As of 2024, there's still no nationwide social credit score in China. Most private scoring systems have been shut down, and local government pilots have largely ended. It’s mainly a fragmented collection of regulatory compliance tools, mostly focused on financial behavior and business oversight. While well over 33 million businesses have been scored under corporate social credit systems, individual scoring remains limited to small pilot cities like Rongcheng. Even there, scoring systems have had "very limited impact" since they've never been elevated to provincial or national levels.

What actually gets tracked? Primarily court judgment defaults: people who refuse to pay fines or loans despite having the ability. The Supreme People's Court's blacklist is composed of citizens and companies that refuse to comply with court orders, typically to pay fines or repay loans. Some experimental programs in specific cities track broader social behavior, but these remain isolated experiments.

The gap between Western perception and Chinese reality is enormous, and it reveals something important: we're worried about a system that barely exists while ignoring the behavioral scoring systems we actually live with.

[–] BountifulEggnog@hexbear.net 26 points 1 month ago (1 children)

people who refuse to pay fines or loans despite having the ability.

The things I'd do to have only this effect my credit rating

[–] D61@hexbear.net 7 points 1 month ago

people who refuse to pay fines or loans despite having the ability

cheer

[–] Horse@lemmygrad.ml 6 points 1 month ago

😠 -50 FICO score

[–] TavMac@hexbear.net 20 points 1 month ago

Legit, thanks for this. Sometimes the coolness of articles like this revolve around re-framing an already known part of life (cookies and data usage).

[–] blobjim@hexbear.net 9 points 1 month ago (1 children)

Where China's limited experiments have been explicit about scoring criteria, Western systems hide their decision-making processes entirely. Even China's fragmented approach offers more visibility into how behavioral data gets used than our black box algorithms do.

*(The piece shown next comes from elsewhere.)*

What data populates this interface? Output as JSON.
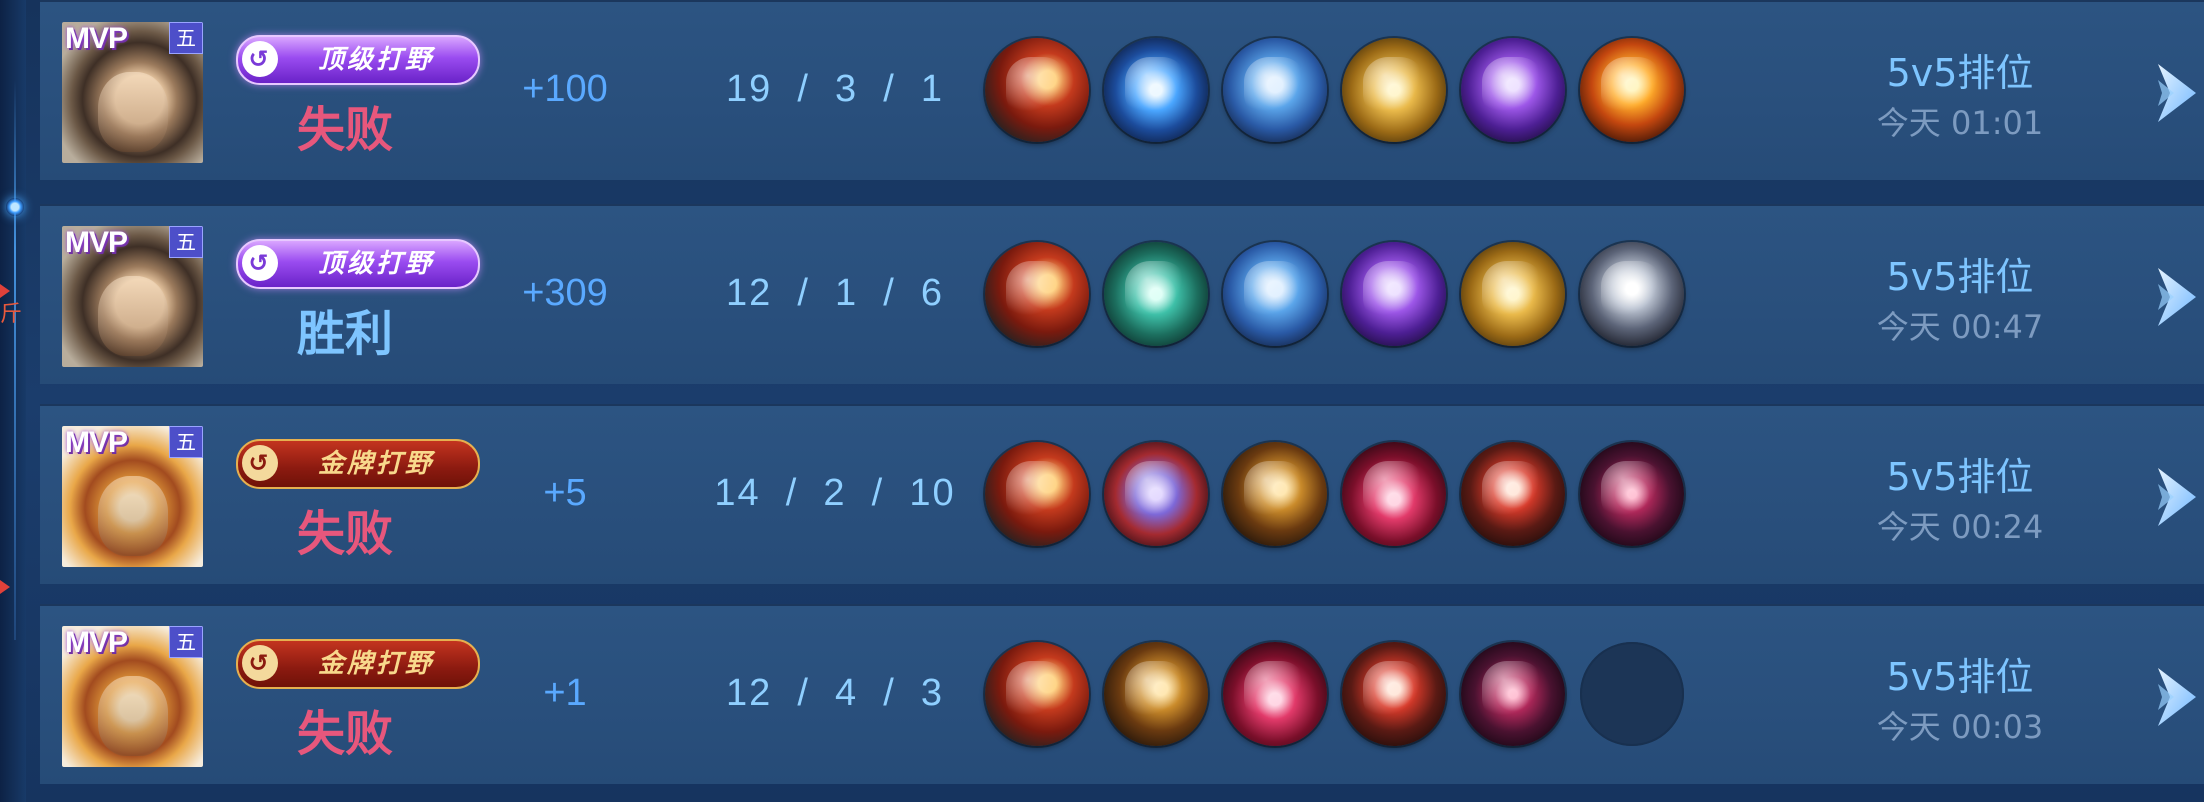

This is true of so many things (especially propaganda itself) about the West vs its Enemies. Honesty is portrayed as heavy-handedness and Western deception is portrayed as being laissez-faire or non-existent. The enemy has over-the-top propaganda and criminalizes dissent. But the US simply drowns out independent media, shuts down or de-prioritizes social media accounts (on platforms it controls!), and criminalizes a hundred things synonymous with dissent.

[–] RION@hexbear.net 7 points 1 month ago

The atomic unit of propaganda isn't lies, it's emphasis the-podcast

[–] RION@hexbear.net 5 points 1 month ago

Maybe I'm in an uncharitable mood but this article feels a little... clumsy?

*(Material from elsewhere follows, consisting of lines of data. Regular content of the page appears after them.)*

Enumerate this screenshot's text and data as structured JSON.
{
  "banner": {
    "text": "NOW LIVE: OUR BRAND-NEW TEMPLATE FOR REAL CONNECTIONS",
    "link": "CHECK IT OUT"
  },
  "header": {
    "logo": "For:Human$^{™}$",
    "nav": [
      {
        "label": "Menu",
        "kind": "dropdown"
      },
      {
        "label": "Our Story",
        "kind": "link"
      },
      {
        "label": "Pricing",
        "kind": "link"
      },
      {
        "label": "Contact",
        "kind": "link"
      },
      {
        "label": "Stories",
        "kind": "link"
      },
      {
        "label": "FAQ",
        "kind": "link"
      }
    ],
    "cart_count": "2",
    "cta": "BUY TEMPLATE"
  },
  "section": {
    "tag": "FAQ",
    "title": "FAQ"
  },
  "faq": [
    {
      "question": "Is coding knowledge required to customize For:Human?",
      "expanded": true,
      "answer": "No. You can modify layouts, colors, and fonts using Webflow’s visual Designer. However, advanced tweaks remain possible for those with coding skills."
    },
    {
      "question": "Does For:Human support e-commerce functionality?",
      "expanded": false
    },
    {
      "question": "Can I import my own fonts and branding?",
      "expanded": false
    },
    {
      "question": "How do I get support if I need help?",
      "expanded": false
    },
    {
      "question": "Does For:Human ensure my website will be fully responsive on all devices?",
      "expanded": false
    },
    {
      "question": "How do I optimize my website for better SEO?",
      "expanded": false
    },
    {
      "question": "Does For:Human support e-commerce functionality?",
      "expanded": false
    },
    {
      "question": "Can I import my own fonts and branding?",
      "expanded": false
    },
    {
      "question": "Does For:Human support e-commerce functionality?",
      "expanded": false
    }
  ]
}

We go from "the only difference between US and Chinese social credit systems is honesty" to "here are all the multiple differences between these systems"

I also find including both honesty ("Here's why we're doing this") and transparency ("Here's how we're doing it") as concepts without meaningfully distinguishing between them or engaging with them drags the piece down. The latter is the more problematic one for me, especially given the conclusion:

Because for the first time, you'll finally understand the game you've been playing all along. And knowing the rules means you can finally choose whether you want to play.

Didn't we open the piece with credit score, and note how "it affects where you can live, which jobs you can get"? There is no choosing whether or not to engage with credit profiling—even not having a score is engaging with it. And as they point to in the article, even the more peripheral scorings like Uber, Amazon, etc will become increasingly impactful as their systems become more interconnected. That's not to say there's no value in being mindful of how you're scored, but it's not the same thing as being able to opt out.